Nach einem Lagebericht von „Heal Africa“ wurden in den 13 betroffenen Dörfern 165 „Überlebende sexueller Gewalt“ sowie drei männliche Folteropfer identifiziert und zum Teil medizinisch versorgt. IMC spricht von 179 betsätigten Vergewaltiungsfällen. Der Heal-Lagebericht datiert vom 18. August, IMC gab seine Erklärung am 19. August heraus und der UN-Rundfunksender „Radio Okapi“ berichtete darüber am 20. August. Wie der Sprecher des UN-Generalsekretärs in New York erklärte, wurde die Monusco in Goma bereits am 12. August informiert, schickte ein „Joint Protection Team“ in das fragliche Gebiet vom 13. bis 17. August und beschloss am 18. August, eine volle Untersuchung zu starten. Auch die Stationierung kongolesischer Regierungseinheiten sei „erbeten“ worden.
Doch erst als ein Reporter der „New York Times“ in Goma den Fall aufgrund eines Gespräches mit der humanitären UN-Abteilung OCHA aufgriff und die Zeitung am 23. August darüber berichtete, gab es offizielle UN-Reaktionen in New York. Demnach sei die nächste UN-Blauhelmbasis nicht 16 Kilometer von den Vergewaltigungsorten entfernt gewesen, sondern 30, weil die Vergewaltigungen sich nicht in Luvungi ereignet hätten, sondern in Bunangiri. Womit sich der Vorwurf, die Blauhelme hätten praktisch untätig danebengestanden, als die Milizen wüteten, relativiert – wenn man die Topographie der schwer zugänglichen Bergwälder des Distrikts Walikale kennt. Allerdings ist diese UN-Erklärung perfide, denn auf der Liste der 13 betroffenen Dörfer stehen Luvungi und Bunangiri, dazu das größere Mpofi und noch weitere Orte. In einer anderen Stellungnhme wird darauf verwiesen, dass nur 25 Blauhelme überhaupt in dem Gebiet stationiert gewesen seien.

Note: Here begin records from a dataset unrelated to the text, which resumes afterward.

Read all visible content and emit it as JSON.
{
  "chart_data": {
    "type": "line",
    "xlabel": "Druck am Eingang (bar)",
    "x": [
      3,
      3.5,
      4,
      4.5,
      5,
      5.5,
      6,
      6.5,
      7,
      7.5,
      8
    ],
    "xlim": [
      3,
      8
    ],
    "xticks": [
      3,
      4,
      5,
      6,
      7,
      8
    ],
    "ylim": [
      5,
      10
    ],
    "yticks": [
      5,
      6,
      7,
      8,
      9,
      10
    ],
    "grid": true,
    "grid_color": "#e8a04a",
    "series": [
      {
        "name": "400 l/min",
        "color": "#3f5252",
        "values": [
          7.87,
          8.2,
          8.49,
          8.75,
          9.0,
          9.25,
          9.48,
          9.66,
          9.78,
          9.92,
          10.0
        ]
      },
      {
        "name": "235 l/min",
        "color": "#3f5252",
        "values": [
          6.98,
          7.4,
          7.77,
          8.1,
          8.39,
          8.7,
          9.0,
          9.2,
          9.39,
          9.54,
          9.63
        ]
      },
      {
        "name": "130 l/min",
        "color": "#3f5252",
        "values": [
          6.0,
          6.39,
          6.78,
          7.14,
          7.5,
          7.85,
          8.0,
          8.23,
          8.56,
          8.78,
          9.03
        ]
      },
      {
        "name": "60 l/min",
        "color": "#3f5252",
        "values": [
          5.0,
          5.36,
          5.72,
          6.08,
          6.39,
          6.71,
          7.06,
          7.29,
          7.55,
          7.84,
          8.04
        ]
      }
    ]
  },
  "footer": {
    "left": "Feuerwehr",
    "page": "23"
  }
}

Es geht insgesamt nicht um die Frage der geogaphischen Entfernung zwischen Blauhelmsoldaten und Vergewaltigungsopfern. Es geht darum, wie es sein kann, dass die FDLR 13 Dörfer vier Tage lang besetzt halten kann, entlang einer immer wieder zum Objekt von Wiederaufbaumaßnahmen erklärten Fernstraße, ohne dass irgendjemand interveniert – ob UN-Soldaten oder kongolesische Armee. Was genau spielte sich Anfang August in diesem Gebiet ab, das auch in der Nähe eines wichtigen FDLR-Hauptquartiers von Nord-Kivu liegt? Offiziell bleibt diese Frage unbeantwortet. Watch this space.